Kellyville cabins torn down

A set of long-abandoned, rock-faced tourist cabins just off old Route 66 east of Kellyville, Okla., was torn down Monday afternoon.

I received word from Route 66 fan Frank Gierhart of Sapulpa that the bulldozers were out Monday. Arriving there, I saw that the cabins were still standing, but a backhoe was digging a big trench nearby and the bulldozer had cleared out brush near the cabins.

The property is fenced by barbed wire, with the buildings nearly 100 feet from the road. The gates that would have provided access were locked. So much for getting close enough for a good photo or asking questions. Here’s a bigger version of the photo above. Here’s a close-up view of one of the cabins taken by another photographer years ago.

I didn’t stay to see it because of other commitments, but it was confirmed to me that the cabins were torn down later that day.

Not much was known about the cabins, not even the business’ name. A writer did the best he could to piece something together in an article for the Oklahoma Route 66 Association newsletter, but much of their history is lost to time. UPDATE: Read Michael Bates’ comment; it contains some of the information in the newsletter article.

It didn’t help that the cabins were set back far from the road. Many travelers, including me, often overlooked it. It was obscure even to many Mother Road fans.

The cabins had been rumored to be ready for the wrecking ball several years ago. Gierhart and the association made efforts at the time to persuade the property owner to leave the cabins alone. It worked, but only for a while.

UPDATE2: Batesline has a excerpt from the book “Preposterous Papa,” by Lewis Meyer, whose dad, Max, built the tourist cabins. Well worth a read for laughs, at the least.

6 thoughts on “Kellyville cabins torn down

  1. How very sad. Those cabins were built by Max Meyer, father of Tulsa bookseller and author Lewis Meyer. I’d think of that every time I drove by.

    Lewis wrote a bestselling and hilarious bio of his dad, called Preposterous Papa, and the cabins are one of Max’s many side-businesses that are described in the book. (A big deal was made of the fact that they were constructed with “native stone”.) The book also mentions that Max had two gas stations, one on each side of 66, but one was torn down when the road was widened.

    Lewis writes about being put in charge of the motel, as a naive young college student home on vacation, and his dad instructing that he shouldn’t be suspicious when couples named Smith checked in without luggage for an afternoon nap.

  2. Thanks for the info you’ve provided about the cabins, Michael. The Oklahoma Route 66 Association writer had much of that in his article a few years ago, but I’d been unable to track it down.

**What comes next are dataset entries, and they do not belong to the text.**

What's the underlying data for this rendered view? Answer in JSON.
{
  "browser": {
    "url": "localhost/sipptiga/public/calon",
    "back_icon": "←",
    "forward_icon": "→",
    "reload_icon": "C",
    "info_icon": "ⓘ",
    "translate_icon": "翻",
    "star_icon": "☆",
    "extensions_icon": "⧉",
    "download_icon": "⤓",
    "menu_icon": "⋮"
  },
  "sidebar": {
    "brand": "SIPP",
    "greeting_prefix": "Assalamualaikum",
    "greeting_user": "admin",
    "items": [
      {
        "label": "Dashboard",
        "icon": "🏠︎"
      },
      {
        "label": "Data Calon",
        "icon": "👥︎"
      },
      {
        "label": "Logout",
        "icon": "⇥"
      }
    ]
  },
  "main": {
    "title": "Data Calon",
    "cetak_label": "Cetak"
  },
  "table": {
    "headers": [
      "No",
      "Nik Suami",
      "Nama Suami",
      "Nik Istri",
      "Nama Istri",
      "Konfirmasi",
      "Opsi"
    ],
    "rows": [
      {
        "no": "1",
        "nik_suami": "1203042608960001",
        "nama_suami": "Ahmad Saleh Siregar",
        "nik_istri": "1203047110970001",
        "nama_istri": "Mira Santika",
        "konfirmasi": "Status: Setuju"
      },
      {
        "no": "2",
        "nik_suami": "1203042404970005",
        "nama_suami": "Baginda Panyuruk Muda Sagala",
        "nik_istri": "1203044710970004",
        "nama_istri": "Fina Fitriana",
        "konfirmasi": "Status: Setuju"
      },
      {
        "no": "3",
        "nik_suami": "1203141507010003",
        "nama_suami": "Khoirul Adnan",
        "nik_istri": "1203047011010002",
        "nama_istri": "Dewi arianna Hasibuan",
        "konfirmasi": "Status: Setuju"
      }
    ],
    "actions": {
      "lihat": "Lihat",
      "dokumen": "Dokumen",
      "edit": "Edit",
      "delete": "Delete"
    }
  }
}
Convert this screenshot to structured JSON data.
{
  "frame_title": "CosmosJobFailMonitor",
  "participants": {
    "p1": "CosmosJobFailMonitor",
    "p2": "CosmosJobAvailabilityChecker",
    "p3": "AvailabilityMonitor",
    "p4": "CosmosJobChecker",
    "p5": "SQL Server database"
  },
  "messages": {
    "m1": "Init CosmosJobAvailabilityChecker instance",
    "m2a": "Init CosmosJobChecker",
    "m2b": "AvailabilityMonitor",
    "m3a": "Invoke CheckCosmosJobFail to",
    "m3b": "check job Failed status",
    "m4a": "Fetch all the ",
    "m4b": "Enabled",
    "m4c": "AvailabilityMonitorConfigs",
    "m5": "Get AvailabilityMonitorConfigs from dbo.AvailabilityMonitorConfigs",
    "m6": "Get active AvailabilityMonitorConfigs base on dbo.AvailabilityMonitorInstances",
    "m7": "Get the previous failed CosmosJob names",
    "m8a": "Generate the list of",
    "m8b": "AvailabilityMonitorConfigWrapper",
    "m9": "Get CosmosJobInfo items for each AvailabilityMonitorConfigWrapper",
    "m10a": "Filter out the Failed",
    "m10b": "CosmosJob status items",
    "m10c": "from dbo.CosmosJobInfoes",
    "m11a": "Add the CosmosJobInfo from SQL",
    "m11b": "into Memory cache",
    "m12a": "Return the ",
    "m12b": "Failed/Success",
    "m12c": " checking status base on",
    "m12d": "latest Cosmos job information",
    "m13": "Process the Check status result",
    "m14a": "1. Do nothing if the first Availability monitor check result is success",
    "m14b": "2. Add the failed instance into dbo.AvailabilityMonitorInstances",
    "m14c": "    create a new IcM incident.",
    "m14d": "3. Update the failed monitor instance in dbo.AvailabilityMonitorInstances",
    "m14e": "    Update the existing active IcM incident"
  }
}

  3. There is a strong probability that Meyers’ cabins were the Rock Lake Courts. Somewhere I have the source for that, but no time to dig it up.

  4. It is so sad that another part of America has been lost forever. So many buildings valued in Europe are deemed throw-aways here.

  5. My husband and I looked for these yesterday, Tuesday Nov. 20, 2007.
    We wondered at the time, because we couldn’t find them, if all that clearing we saw had been the site. Thank God I have a pix (in one of my 4 huge photo albums) from 2000 that I can remember them by. This just makes me sick! So many of the old icons are being destroyed, especially here in Joplin, Mo. They hold nothing sacred!

  6. I wrote about these cabins in an article in Route 66 Magazine. I believe that “Cabins In The Weeds,” is in the Winter 2003 edition.

    As you have noted, the cabins were part of the tourist court built by Lewis Meyer’s father, Max Meyer. And they were immortalized in the best-selling book “Preposterous Papa.” I believe Jim Ross may have the correct name that was listed in hotel/acccomodations brochures of the 1940’s and ’50’s, but all of the locals I spoke to only remembered them as Max Meyer’s Cabins.

    I have looked for traces of Meyer’s two gas stations that are mentioned in Preposterous Papa, but have found none. There is a picture of a gas station near Kellyville in one of the Route 66 books, I can’t recall if it is in one of Jim Ross’s or not. Although the caption says that station was west of Kellyville, it certainly looks like it could be the area just across from the tourist cabins.